Reputation: 435
I'm trying to write a regular expression that will give me only the returned type of any (see edit) C function in a C file, ignoring spaces and newlines, but I'm not having any luck with it. Edit: The returned types I have to consider are only basic C data types
Example:
signed
long long
int function1 ( int j, int n)
should give me:
signed long long int
How can I write (or think of a solution for) this regular expression?
Upvotes: 0
Views: 162
Reputation: 46375
The hardest part of the problem is probably answering the question: "how can I tell that I have reached the start of a function definition". Given the various rules of C, it's not clear that there is a "sure fire" answer - so the best you can probably do is come up with a rule that catches "most" situations.
Function definitions will have
void, signed, unsigned, short, long, char, int, float, double, *)
This means something like this should work: (demo: http://regex101.com/r/oJ3xS5 )
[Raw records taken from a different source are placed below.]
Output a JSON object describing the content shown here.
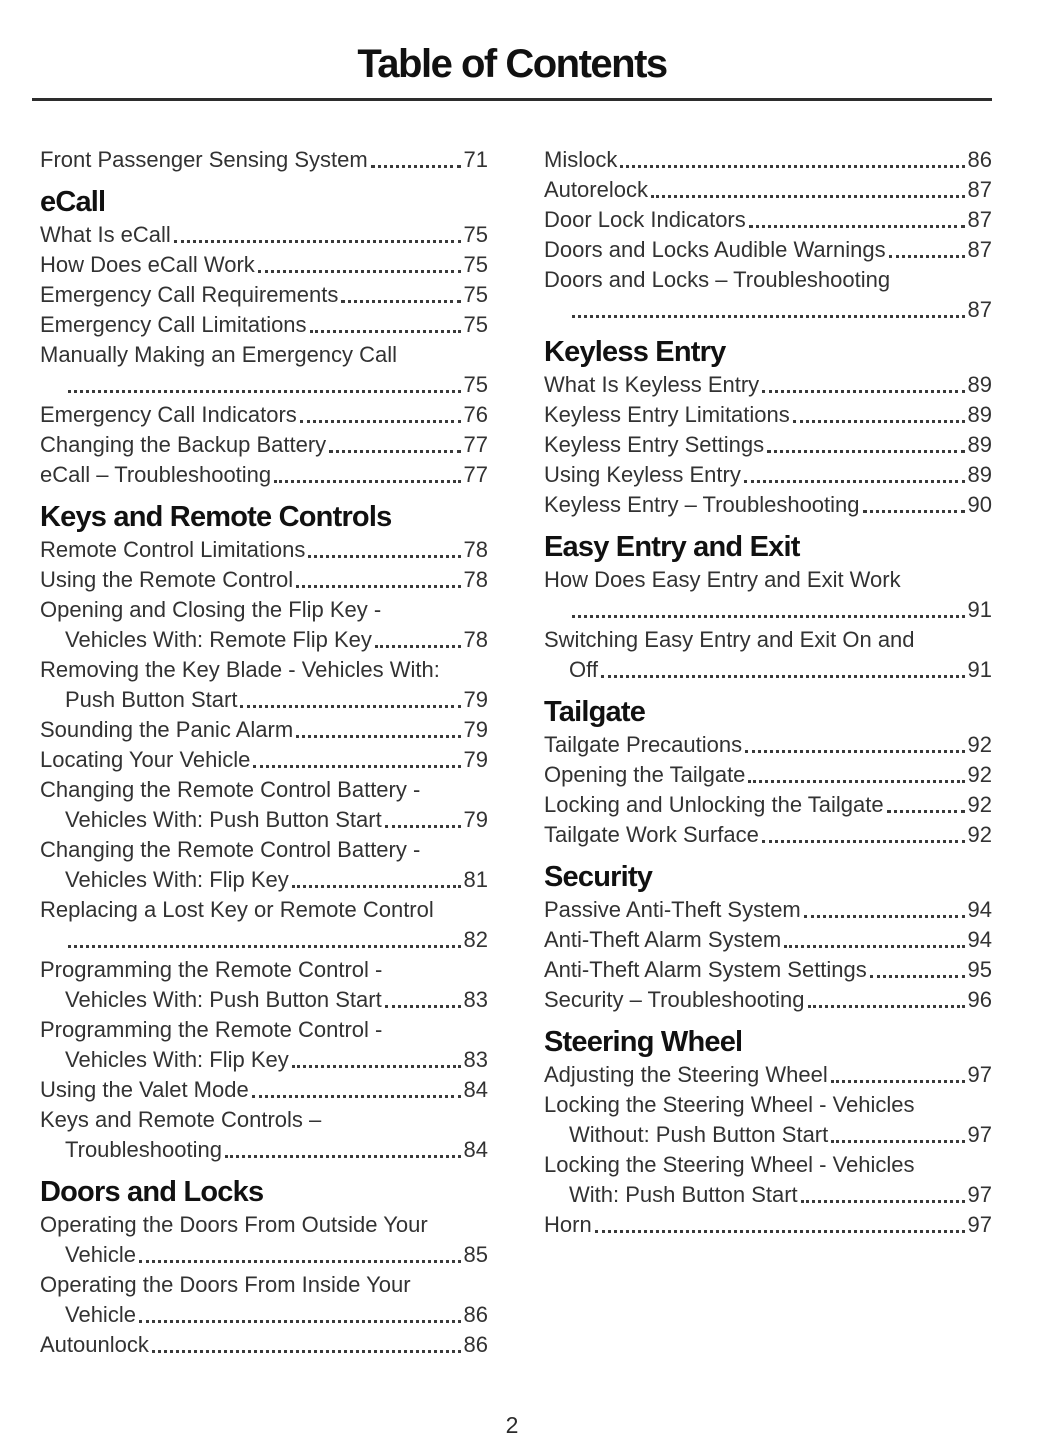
{
  "page": {
    "title": "Table of Contents",
    "page_number": "2"
  },
  "columns": [
    {
      "blocks": [
        {
          "entries": [
            {
              "label": "Front Passenger Sensing System",
              "page": "71"
            }
          ]
        },
        {
          "heading": "eCall",
          "entries": [
            {
              "label": "What Is eCall",
              "page": "75"
            },
            {
              "label": "How Does eCall Work",
              "page": "75"
            },
            {
              "label": "Emergency Call Requirements",
              "page": "75"
            },
            {
              "label": "Emergency Call Limitations",
              "page": "75"
            },
            {
              "pre": "Manually Making an Emergency Call",
              "label": "",
              "page": "75"
            },
            {
              "label": "Emergency Call Indicators",
              "page": "76"
            },
            {
              "label": "Changing the Backup Battery",
              "page": "77"
            },
            {
              "label": "eCall – Troubleshooting",
              "page": "77"
            }
          ]
        },
        {
          "heading": "Keys and Remote Controls",
          "entries": [
            {
              "label": "Remote Control Limitations",
              "page": "78"
            },
            {
              "label": "Using the Remote Control",
              "page": "78"
            },
            {
              "pre": "Opening and Closing the Flip Key -",
              "label": "Vehicles With: Remote Flip Key",
              "page": "78"
            },
            {
              "pre": "Removing the Key Blade - Vehicles With:",
              "label": "Push Button Start",
              "page": "79"
            },
            {
              "label": "Sounding the Panic Alarm",
              "page": "79"
            },
            {
              "label": "Locating Your Vehicle",
              "page": "79"
            },
            {
              "pre": "Changing the Remote Control Battery -",
              "label": "Vehicles With: Push Button Start",
              "page": "79"
            },
            {
              "pre": "Changing the Remote Control Battery -",
              "label": "Vehicles With: Flip Key",
              "page": "81"
            },
            {
              "pre": "Replacing a Lost Key or Remote Control",
              "label": "",
              "page": "82"
            },
            {
              "pre": "Programming the Remote Control -",
              "label": "Vehicles With: Push Button Start",
              "page": "83"
            },
            {
              "pre": "Programming the Remote Control -",
              "label": "Vehicles With: Flip Key",
              "page": "83"
            },
            {
              "label": "Using the Valet Mode",
              "page": "84"
            },
            {
              "pre": "Keys and Remote Controls –",
              "label": "Troubleshooting",
              "page": "84"
            }
          ]
        },
        {
          "heading": "Doors and Locks",
          "entries": [
            {
              "pre": "Operating the Doors From Outside Your",
              "label": "Vehicle",
              "page": "85"
            },
            {
              "pre": "Operating the Doors From Inside Your",
              "label": "Vehicle",
              "page": "86"
            },
            {
              "label": "Autounlock",
              "page": "86"
            }
          ]
        }
      ]
    },
    {
      "blocks": [
        {
          "entries": [
            {
              "label": "Mislock",
              "page": "86"
            },
            {
              "label": "Autorelock",
              "page": "87"
            },
            {
              "label": "Door Lock Indicators",
              "page": "87"
            },
            {
              "label": "Doors and Locks Audible Warnings",
              "page": "87"
            },
            {
              "pre": "Doors and Locks – Troubleshooting",
              "label": "",
              "page": "87"
            }
          ]
        },
        {
          "heading": "Keyless Entry",
          "entries": [
            {
              "label": "What Is Keyless Entry",
              "page": "89"
            },
            {
              "label": "Keyless Entry Limitations",
              "page": "89"
            },
            {
              "label": "Keyless Entry Settings",
              "page": "89"
            },
            {
              "label": "Using Keyless Entry",
              "page": "89"
            },
            {
              "label": "Keyless Entry – Troubleshooting",
              "page": "90"
            }
          ]
        },
        {
          "heading": "Easy Entry and Exit",
          "entries": [
            {
              "pre": "How Does Easy Entry and Exit Work",
              "label": "",
              "page": "91"
            },
            {
              "pre": "Switching Easy Entry and Exit On and",
              "label": "Off",
              "page": "91"
            }
          ]
        },
        {
          "heading": "Tailgate",
          "entries": [
            {
              "label": "Tailgate Precautions",
              "page": "92"
            },
            {
              "label": "Opening the Tailgate",
              "page": "92"
            },
            {
              "label": "Locking and Unlocking the Tailgate",
              "page": "92"
            },
            {
              "label": "Tailgate Work Surface",
              "page": "92"
            }
          ]
        },
        {
          "heading": "Security",
          "entries": [
            {
              "label": "Passive Anti-Theft System",
              "page": "94"
            },
            {
              "label": "Anti-Theft Alarm System",
              "page": "94"
            },
            {
              "label": "Anti-Theft Alarm System Settings",
              "page": "95"
            },
            {
              "label": "Security – Troubleshooting",
              "page": "96"
            }
          ]
        },
        {
          "heading": "Steering Wheel",
          "entries": [
            {
              "label": "Adjusting the Steering Wheel",
              "page": "97"
            },
            {
              "pre": "Locking the Steering Wheel - Vehicles",
              "label": "Without: Push Button Start",
              "page": "97"
            },
            {
              "pre": "Locking the Steering Wheel - Vehicles",
              "label": "With: Push Button Start",
              "page": "97"
            },
            {
              "label": "Horn",
              "page": "97"
            }
          ]
        }
      ]
    }
  ]
}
((?:(?:void|unsigned|signed|long|short|float|double|int|char|\*)(?:\s*))+)(\w+)\s*\(
Note - this does not "clean up the formatting" - so a return value definition that spans multiple lines will still do so. It does have the advantage (compared to other solutions) that it looks specifically for the basic types that are defined in the link in your question.
Also note - you need the g
flag to capture all the instances; and I capture the function name itself in its own capturing group (\w+)
. If you don't want / need that, you can leave out the parentheses. But I thought that having both the return type and the function name might be useful.
Afterthought: if you first strip out multiple white spaces and returns, the above will still work but now there will be no extraneous white space in the return value. For instance you could run your code through
cat source.c | tr '\n' ' ' | sed 's/\s+/ /' > strippedSource.c
then process with the regex above.
Upvotes: 1
Reputation: 22457
Concatenate all words using the OR operator:
\b((void|unsigned|signed|char|short|int|long|float|double)\s*)+\b
The \b
at start and end are to prevent partial function names popping up (void longjmp
comes to mind).
This will not catch typedefs such as uchar_8
, or complicated pointer-to-pointer constructions such as void (* int)(*)
(I just made this up, it may not mean anything).
Upvotes: 0